UK residential has become ‘buyers market’

After 2008 saw 16.6 percent wiped off the value of UK houses, there are signs that confidence is returning to the residential sector with respondents to a recent survey saying they view it as a time to buy.

Consumer confidence is returning to the UK residential property sector, says a report out today, while another report suggest house prices crept up 1.9 percent in the past month.

According to the Rightmove Consumer Confidence Survey, published today, two-thirds of its 28,000 respondents believed the UK has become a buyers market. Meanwhile, the Halifax House Price Index recorded an increase in the value of the average house of 1.9 percent. This meant the average UK house was worth £163,966 ($239,739; €187,400).

Nearly half of those surveyed by Rightmove intended to buy in the next 12 months with seven out of 10 respondents predicted further house price falls in 2009. According to Nationwide Building Society, house prices in the UK fell by 16.6 percent in 2008.

Consumer optimism seeped into 2010 also, with only one in four respondents expecting the start of the year to be a worse time to sell a property than now.

In London, 59 percent thought it was a good time to buy, 19 percent felt it was a good time to sell, suggesting prices may fall further.

Miles Shipside, commercial director at Rightmove said: “With interest rates at historic lows and set to fall further, and property deals available at around 25 percent below peak boom prices, buying has got a whole lot cheaper.”

“Other assets now seem a lot less solid than bricks and mortar, so the time to buy pendulum is swinging from negative to positive. It’s aided by some homeowners’ mortgage repayments being made the lowest they have ever experienced and the prospect of them getting even cheaper – a real turn around from just a few months ago.”

The survey was released as mortgage lender Halifax said it recorded a 1.9 percent increase in the average UK house price in January. Martin Ellis, housing analyst at Halifax said: “There was a 1.9 percent increase in average UK house prices in January, offsetting December's 1.6 percent decline. Prices in the three months to January compared to the preceding three months, which provides a better indicator of the underlying trend, were 5.1 percent lower.

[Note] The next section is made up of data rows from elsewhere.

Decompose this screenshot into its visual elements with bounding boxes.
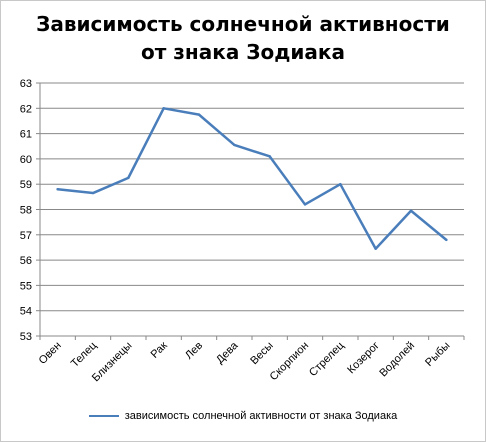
y-tick-label: 57 [20, 230, 32, 242]
data-point [374, 247, 377, 250]
legend-line-swatch [88, 415, 119, 417]
chart-title: Зависимость солнечной активности от знак… [0, 10, 486, 66]
x-tick-label: Овен [37, 340, 64, 367]
data-point [233, 143, 236, 147]
data-point [56, 188, 59, 191]
legend-label: зависимость солнечной активности от знак… [124, 410, 398, 422]
y-tick-label: 62 [20, 103, 32, 115]
data-point [162, 107, 165, 110]
y-tick-label: 54 [20, 306, 32, 318]
x-tick-label: Весы [248, 340, 276, 368]
chart-title-line-2: от знака Зодиака [141, 40, 345, 64]
data-point [303, 203, 307, 206]
y-tick-label: 63 [20, 78, 32, 90]
x-tick-label: Скорпион [268, 340, 311, 383]
y-tick-label: 61 [20, 129, 32, 141]
chart-title-line-1: Зависимость солнечной активности [36, 12, 450, 36]
y-tick-label: 55 [20, 280, 32, 292]
y-tick-label: 60 [20, 154, 32, 166]
data-point [91, 191, 95, 195]
x-tick-label: Рыбы [423, 340, 452, 369]
y-tick-label: 59 [20, 179, 32, 191]
x-tick-label: Телец [69, 339, 100, 370]
data-point [445, 238, 448, 242]
x-tick-label: Лев [183, 340, 205, 362]
x-tick-label: Стрелец [307, 339, 347, 379]
x-tick-label: Водолей [377, 340, 417, 380]
data-point [268, 155, 271, 158]
data-point [127, 176, 130, 180]
chart-legend: зависимость солнечной активности от знак… [0, 410, 486, 422]
data-point [339, 183, 342, 186]
y-tick-label: 56 [20, 255, 32, 267]
x-tick-label: Дева [214, 339, 241, 366]
data-point [197, 113, 201, 116]
series-line [56, 107, 448, 250]
y-tick-label: 58 [20, 205, 32, 217]
x-tick-label: Рак [149, 340, 170, 361]
y-tick-label: 53 [20, 331, 32, 343]
data-point [409, 209, 413, 212]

But despite the rise, Ellis warned: “It is always important not to place too much weight on any one month's figures. Historically, house prices have not moved in the same direction month after month even during a pronounced downturn.  For example, prices fell for seven successive months in 1989 but subsequently increased in three of the first ten months in 1990 even though the overall trend in prices was downwards.

There are some very early signs that market activity may be stabilising, albeit at quite a low level. Nonetheless, continuing pressures on incomes, rising unemployment and the negative impact of the dislocation of the financial markets on the availability of mortgage finance are expected to mean that 2009 will be a difficult year for the (UK) housing market.”